The rupture was caused by a ductile overload fracture as a result of extensive thinning of the pipe wall from external corrosion.

4.0 Safety Action

4.1 Action Taken

4.1.1 Pipeline Maintenance and Cathodic Protection (CP)

In September 1994, TCPL performed an in-line high-resolution metal loss survey in a section of Line 100-2. Seven significant corrosion features were detected in the 140 km of pipe inspected.

Also, TCPL reviewed its CP records to identify areas where there was a backlog of CP work or low impressed CP current.

Information gained from this survey and review has formed the basis of an ongoing effort to develop a statistical model and database which will predict corrosion susceptibility. TCPL intends to use the prioritized list of corrosion susceptibilities developed by the model and database as the basis for scheduling in-line metal loss inspection surveys.
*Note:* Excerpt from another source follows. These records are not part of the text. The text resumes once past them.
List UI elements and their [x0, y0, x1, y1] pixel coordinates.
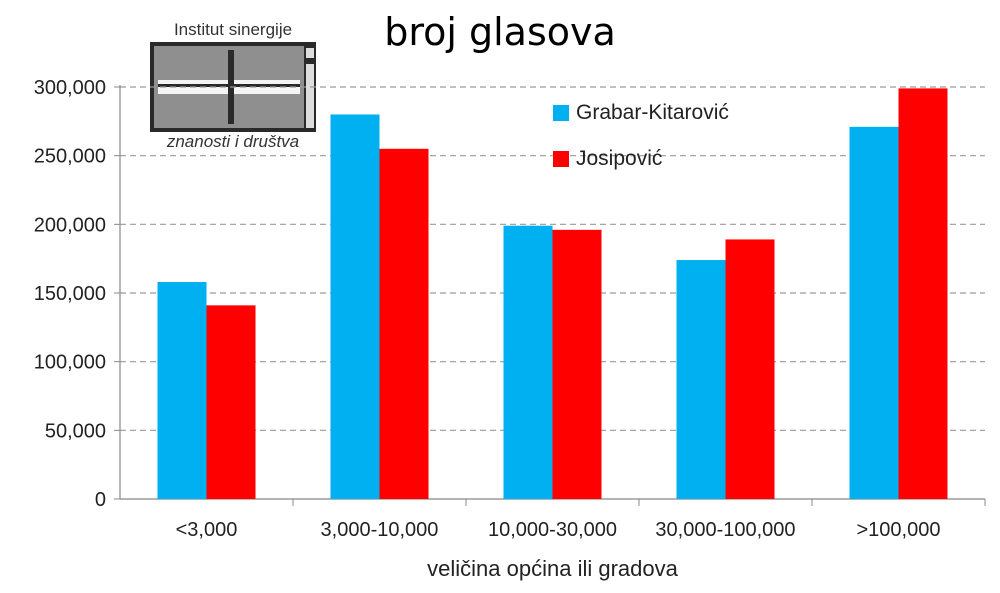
- y-tick-label: 250,000: [34, 146, 106, 168]
- x-tick-label: <3,000: [176, 519, 238, 541]
- x-axis-label: veličina općina ili gradova: [427, 556, 678, 581]
- legend-swatch-josipovic: [553, 151, 569, 167]
- bar-josipovic-2: [552, 229, 602, 499]
- x-tick-label: >100,000: [857, 519, 941, 541]
- bar-josipovic-4: [898, 88, 948, 499]
- logo-bottom-text: znanosti i društva: [166, 132, 300, 151]
- legend-item-josipovic: Josipović: [553, 146, 729, 172]
- y-tick-label: 150,000: [34, 283, 106, 305]
- y-tick-label: 100,000: [34, 352, 106, 374]
- bar-grabar-1: [330, 114, 380, 499]
- bar-josipovic-1: [379, 148, 429, 500]
- bar-grabar-0: [157, 282, 207, 499]
- y-tick-label: 50,000: [45, 420, 106, 442]
- chart-title: broj glasova: [384, 10, 616, 54]
- y-tick-label: 200,000: [34, 214, 106, 236]
- y-tick-label: 0: [95, 489, 106, 511]
- bar-josipovic-0: [206, 305, 256, 499]
- logo-top-text: Institut sinergije: [173, 20, 293, 39]
- chart-legend: Grabar-Kitarović Josipović: [553, 100, 729, 192]
- x-tick-label: 10,000-30,000: [488, 519, 617, 541]
- legend-label-grabar: Grabar-Kitarović: [576, 101, 729, 124]
- y-tick-label: 300,000: [34, 77, 106, 99]
- legend-item-grabar: Grabar-Kitarović: [553, 100, 729, 126]
- bar-josipovic-3: [725, 239, 775, 499]
- bar-grabar-3: [676, 260, 726, 499]
- legend-swatch-grabar: [553, 105, 569, 121]
- x-tick-label: 3,000-10,000: [321, 519, 439, 541]
- bar-grabar-4: [849, 126, 899, 500]
- bar-grabar-2: [503, 225, 553, 499]
- legend-label-josipovic: Josipović: [576, 147, 663, 170]
- x-tick-label: 30,000-100,000: [655, 519, 795, 541]
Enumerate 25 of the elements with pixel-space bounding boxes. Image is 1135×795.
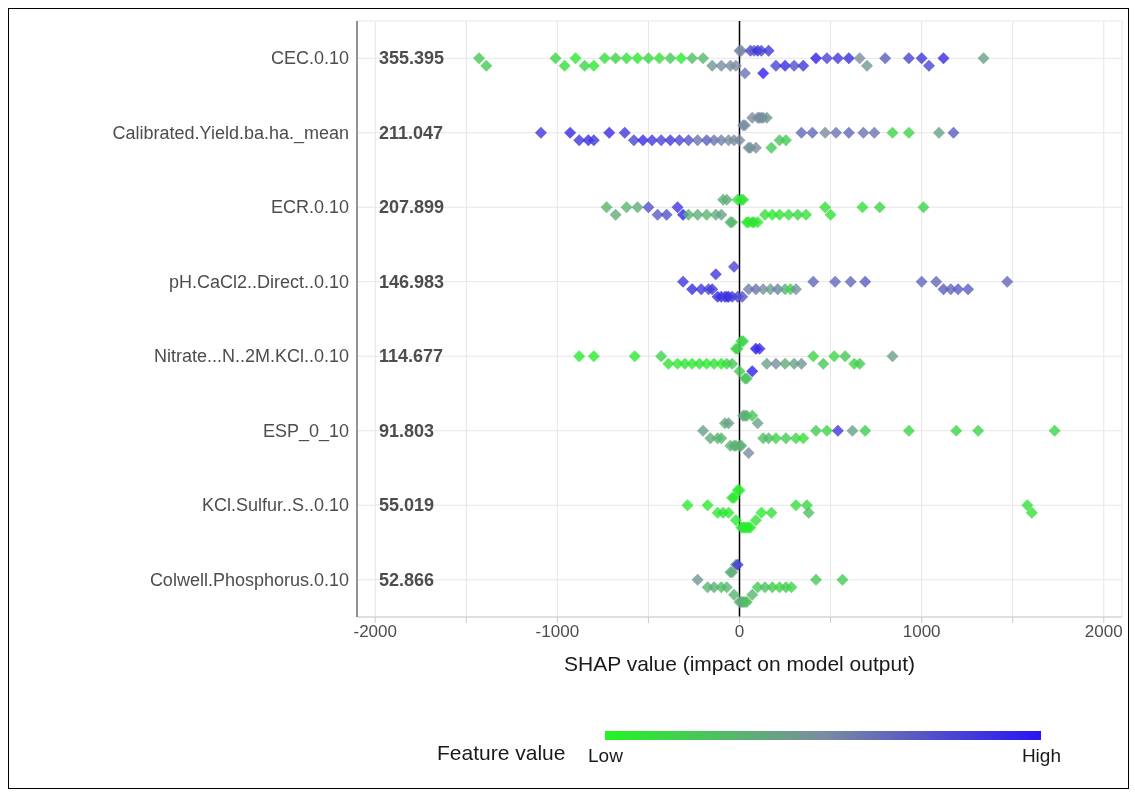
y-tick-label: Calibrated.Yield.ba.ha._mean — [112, 122, 349, 144]
annotation: 52.866 — [379, 569, 435, 590]
x-tick-label: 2000 — [1084, 622, 1123, 642]
x-tick-label: -1000 — [535, 622, 580, 642]
y-tick-label: Nitrate...N..2M.KCl..0.10 — [153, 346, 349, 367]
annotation: 114.677 — [379, 346, 444, 367]
color-bar-label: Low — [587, 745, 623, 767]
x-tick-label: 1000 — [902, 622, 941, 642]
color-bar-title: Feature value — [437, 741, 566, 765]
color-bar-label: High — [1021, 745, 1061, 767]
x-tick-label: 0 — [734, 622, 745, 642]
y-tick-label: pH.CaCl2..Direct..0.10 — [168, 271, 349, 292]
y-tick-label: ESP_0_10 — [262, 420, 349, 442]
y-tick-label: CEC.0.10 — [270, 48, 349, 69]
annotation: 55.019 — [379, 495, 435, 516]
annotation: 355.395 — [379, 48, 445, 69]
annotation: 207.899 — [379, 197, 445, 218]
annotation: 211.047 — [379, 122, 444, 143]
y-tick-label: KCl.Sulfur..S..0.10 — [201, 495, 349, 516]
annotation: 146.983 — [379, 271, 445, 292]
y-tick-label: Colwell.Phosphorus.0.10 — [149, 569, 349, 590]
x-axis-title: SHAP value (impact on model output) — [564, 652, 915, 675]
annotation: 91.803 — [379, 420, 435, 441]
x-tick-label: -2000 — [353, 622, 397, 642]
y-tick-label: ECR.0.10 — [270, 197, 349, 218]
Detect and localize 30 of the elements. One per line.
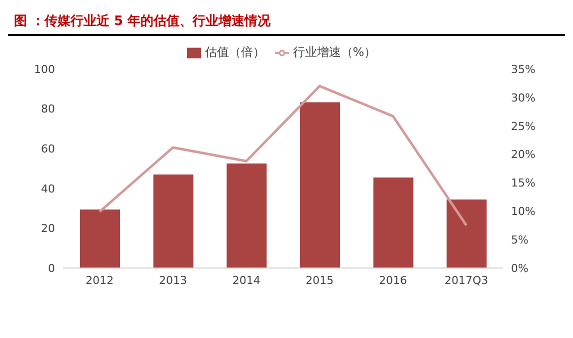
- bar: [446, 200, 487, 268]
- x-tick-label: 2013: [159, 274, 187, 287]
- y2-tick-label: 15%: [511, 176, 536, 190]
- y-tick-label: 60: [41, 142, 55, 156]
- bar: [153, 174, 194, 268]
- y-tick-label: 0: [48, 262, 55, 275]
- x-tick-label: 2016: [379, 274, 407, 287]
- chart-title: 图 ：传媒行业近 5 年的估值、行业增速情况: [8, 8, 565, 36]
- bar: [300, 102, 340, 268]
- legend-label: 估值（倍）: [204, 45, 265, 59]
- y2-tick-label: 35%: [511, 62, 536, 76]
- bar: [373, 177, 414, 268]
- x-tick-label: 2017Q3: [444, 274, 488, 287]
- x-tick-label: 2015: [306, 274, 334, 287]
- bar: [80, 209, 120, 268]
- line-series: [98, 84, 468, 227]
- legend-label: 行业增速（%）: [292, 45, 376, 59]
- y2-tick-label: 5%: [511, 233, 528, 246]
- y-tick-label: 40: [41, 182, 55, 196]
- y-tick-label: 80: [41, 102, 55, 116]
- y2-tick-label: 10%: [511, 205, 536, 218]
- y2-tick-label: 20%: [511, 148, 536, 162]
- y-tick-label: 100: [34, 62, 55, 76]
- bar: [226, 164, 267, 268]
- y2-tick-label: 25%: [511, 120, 536, 133]
- y-tick-label: 20: [41, 222, 55, 236]
- x-tick-label: 2014: [232, 274, 260, 287]
- y2-tick-label: 30%: [511, 91, 536, 104]
- y2-tick-label: 0%: [511, 262, 528, 275]
- x-tick-label: 2012: [86, 274, 114, 287]
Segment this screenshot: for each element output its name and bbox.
TCPL's 1995 Pipeline Maintenance Program (PMP) contains the requirement that the two most populated mainline valve sections identified in this survey and review will be inspected using an in-line high-resolution metal loss device.

4.1.2 Cathodic Protection Rectifiers

TCPL has implemented a remote monitoring system for some rectifiers to immediately identify malfunctions and reduce rectifier down time. The system is being developed in conjunction with scheduled upgrading work on the Supervisory Control and Data Acquisition System (SCADA).

4.1.3 Gradient Survey Technique

As a means of detecting anomalies or deficiencies in the external coating of its pipeline system, TCPL has experimented with a new gradient survey technique as part of its normal maintenance program. This technique has been used in areas where the pipeline is buried in rock, coated with an asphalt exterior coating, and an in-line metal loss survey has identified zones of corrosion. Unless technological advances are made in this technique, TCPL does not intend to use it in similar environments.

This report concludes the Transportation Safety Board's investigation into this occurrence. Consequently, the Board, consisting of Chairperson, John W. Stants, and members Zita Brunet and Hugh MacNeil, authorized the release of this report on 17 July 1995.